A Brief Introduction of LabCaS

We present a novel method to predict calpain cleavage sites from the flanking sequences of substrates. This method employs Conditional Random Fields (CRFs), a sequential supervised machine learning technique, to identify the cleavage sites. The advantage of CRFs is that it is insensitive to the ratio between positive and negative so all the negative samples are used to establish model and avoid information loss. Two different fusion strategies are tested in this study, i.e., feature level fusion and decision level fusion. Experimental results have shown that the latter is a better choice.

The web server LabCaS (Labeling Calpain substrate cleavage Sites) was developed by integrating different feature informations and conditional random fields.

For a query protein sequence, LabCaS will discriminate whether its all amino acid residues are cleavage sites or not, and give the probabilities belonging to cleavage site.

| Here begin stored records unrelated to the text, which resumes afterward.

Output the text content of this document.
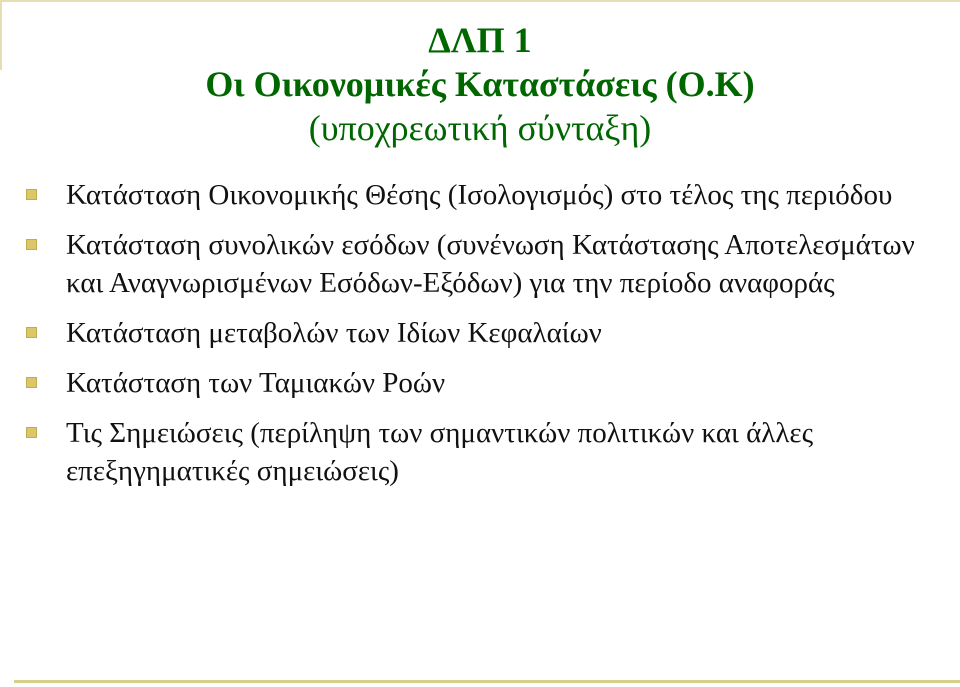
ΔΛΠ 1
Οι Οικονομικές Καταστάσεις (Ο.Κ)
(υποχρεωτική σύνταξη)
Κατάσταση Οικονομικής Θέσης (Ισολογισμός) στο τέλος της περιόδου
Κατάσταση συνολικών εσόδων (συνένωση Κατάστασης Αποτελεσμάτων και Αναγνωρισμένων Εσόδων-Εξόδων) για την περίοδο αναφοράς
Κατάσταση μεταβολών των Ιδίων Κεφαλαίων
Κατάσταση των Ταμιακών Ροών
Τις Σημειώσεις (περίληψη των σημαντικών πολιτικών και άλλες επεξηγηματικές σημειώσεις)
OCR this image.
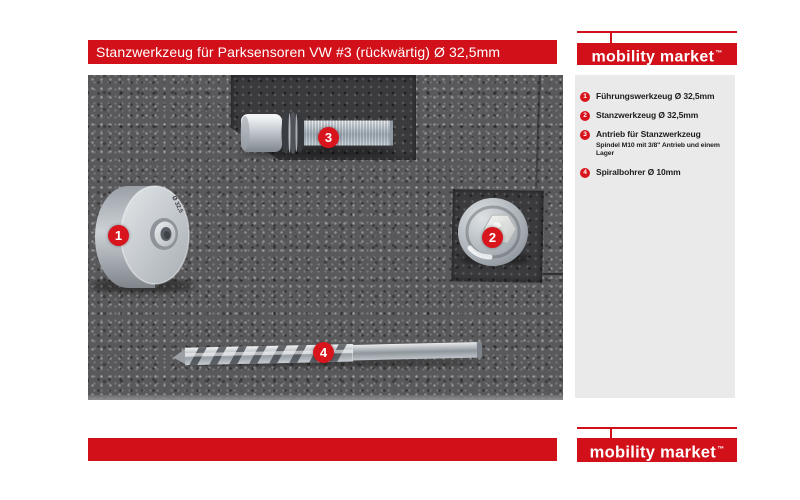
Stanzwerkzeug für Parksensoren VW #3 (rückwärtig) Ø 32,5mm	mobility market™
Ø 32,5
1	2
3
4
1	Führungswerkzeug Ø 32,5mm
2	Stanzwerkzeug Ø 32,5mm
3	Antrieb für Stanzwerkzeug
Spindel M10 mit 3/8" Antrieb und einem Lager
4	Spiralbohrer Ø 10mm
mobility market™
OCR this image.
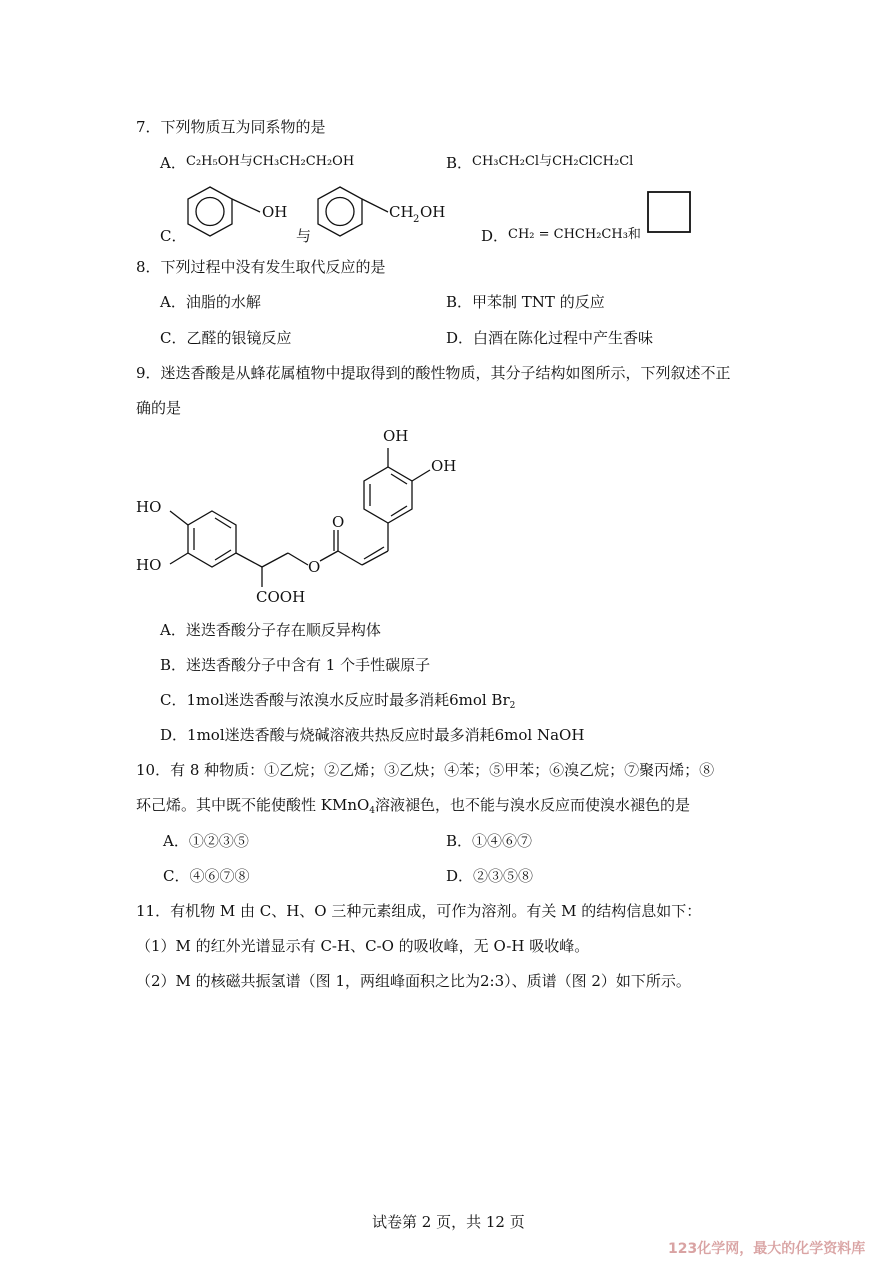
7．下列物质互为同系物的是
A． C₂H₅OH与CH₃CH₂CH₂OH	B． CH₃CH₂Cl与CH₂ClCH₂Cl
C．
OH
与
CH 2 OH
D． CH₂ = CHCH₂CH₃和
8．下列过程中没有发生取代反应的是
A．油脂的水解	B．甲苯制 TNT 的反应
C．乙醛的银镜反应	D．白酒在陈化过程中产生香味
9．迷迭香酸是从蜂花属植物中提取得到的酸性物质，其分子结构如图所示，下列叙述不正
确的是
HO
HO
COOH
O
O
OH
OH
A．迷迭香酸分子存在顺反异构体
B．迷迭香酸分子中含有 1 个手性碳原子
C．1mol迷迭香酸与浓溴水反应时最多消耗6mol $Br_2$
D．1mol迷迭香酸与烧碱溶液共热反应时最多消耗6mol NaOH
10．有 8 种物质：①乙烷；②乙烯；③乙炔；④苯；⑤甲苯；⑥溴乙烷；⑦聚丙烯；⑧
环己烯。其中既不能使酸性 KMnO$_4$溶液褪色，也不能与溴水反应而使溴水褪色的是
A．①②③⑤	B．①④⑥⑦
C．④⑥⑦⑧	D．②③⑤⑧
11．有机物 M 由 C、H、O 三种元素组成，可作为溶剂。有关 M 的结构信息如下：
（1）M 的红外光谱显示有 C-H、C-O 的吸收峰，无 O-H 吸收峰。
（2）M 的核磁共振氢谱（图 1，两组峰面积之比为2:3）、质谱（图 2）如下所示。
试卷第 2 页，共 12 页
123化学网，最大的化学资料库
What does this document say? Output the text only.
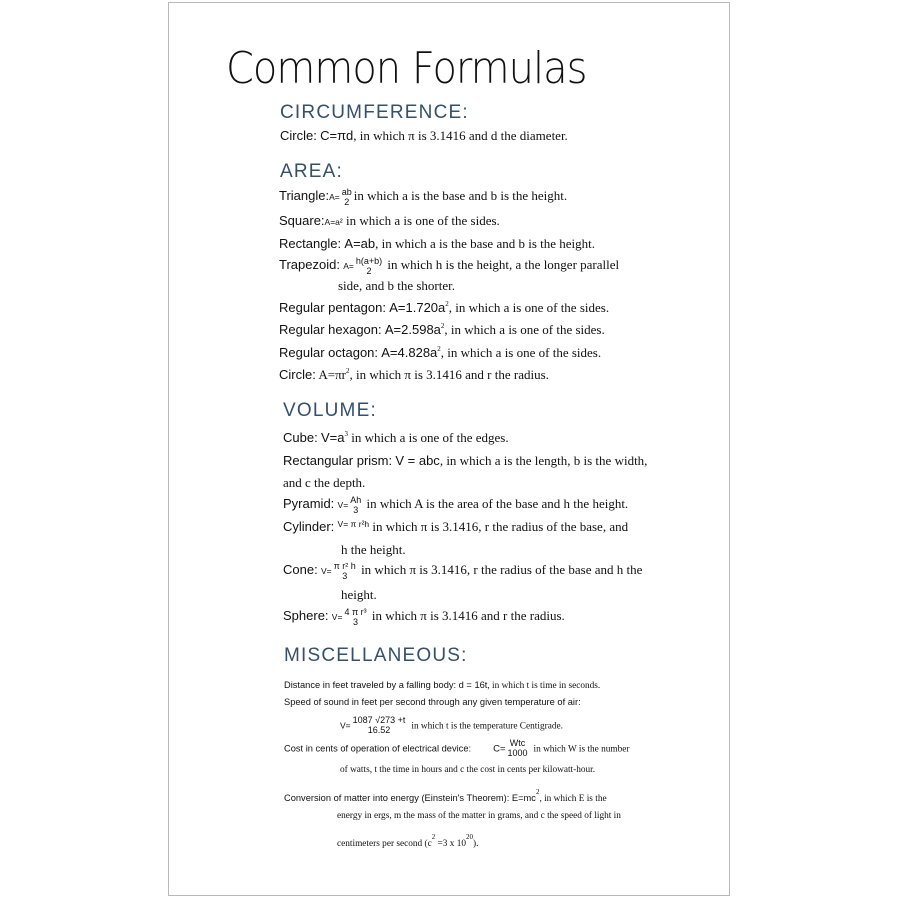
Common Formulas
CIRCUMFERENCE:
Circle: C=πd, in which π is 3.1416 and d the diameter.
AREA:
Triangle:A= ab
2 in which a is the base and b is the height.
Square:A=a² in which a is one of the sides.
Rectangle: A=ab, in which a is the base and b is the height.
Trapezoid: A= h(a+b)
2	in which h is the height, a the longer parallel
side, and b the shorter.
Regular pentagon: $A=1.720a^2$, in which a is one of the sides.
Regular hexagon: $A=2.598a^2$, in which a is one of the sides.
Regular octagon: $A=4.828a^2$, in which a is one of the sides.
Circle: $A=\pi r^2$, in which π is 3.1416 and r the radius.
VOLUME:
Cube: $V=a^3$ in which a is one of the edges.
Rectangular prism: V = abc, in which a is the length, b is the width,
and c the depth.
Pyramid: V= Ah
3 in which A is the area of the base and h the height.
Cylinder: $^{V= \pi r^2h}$ in which π is 3.1416, r the radius of the base, and
h the height.
Cone: V= π r² h
3	in which π is 3.1416, r the radius of the base and h the
height.
Sphere: V= 4 π r³
3	in which π is 3.1416 and r the radius.
MISCELLANEOUS:
Distance in feet traveled by a falling body: d = 16t, in which t is time in seconds.
Speed of sound in feet per second through any given temperature of air:
V=
1087 √273 +t
16.52	in which t is the temperature Centigrade.
Cost in cents of operation of electrical device: C=
Wtc
1000 in which W is the number
of watts, t the time in hours and c the cost in cents per kilowatt-hour.
Conversion of matter into energy (Einstein's Theorem): $E=mc^2$, in which E is the
energy in ergs, m the mass of the matter in grams, and c the speed of light in
centimeters per second ($c^2 =3$ x $10^{20}$).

For more information, refer to the original paper that has documented the predictor.
To obtain the predicted result with the expected success rate, the query proteins should be in Fasta format as input, please reference the example. The following points are important when using LabCaS:

    1. LabCaS is focused on the prediction of calpain cleavage sites only.

    2. Your input sequence length should be at least more than 50 amino acid residues and no more than 6000 amino acid residues. The number of input sequences should be no more than 3 at a time.

    3. In the three ourput formats, "Short without Graphics" only outputs the predicted results at the high threshold; "Long without Graphics" can output the results at the high, middle and low thresholds without the corresponding graphics; "Short with Graphics" can output the results at the high threshold with the corresponding graphics.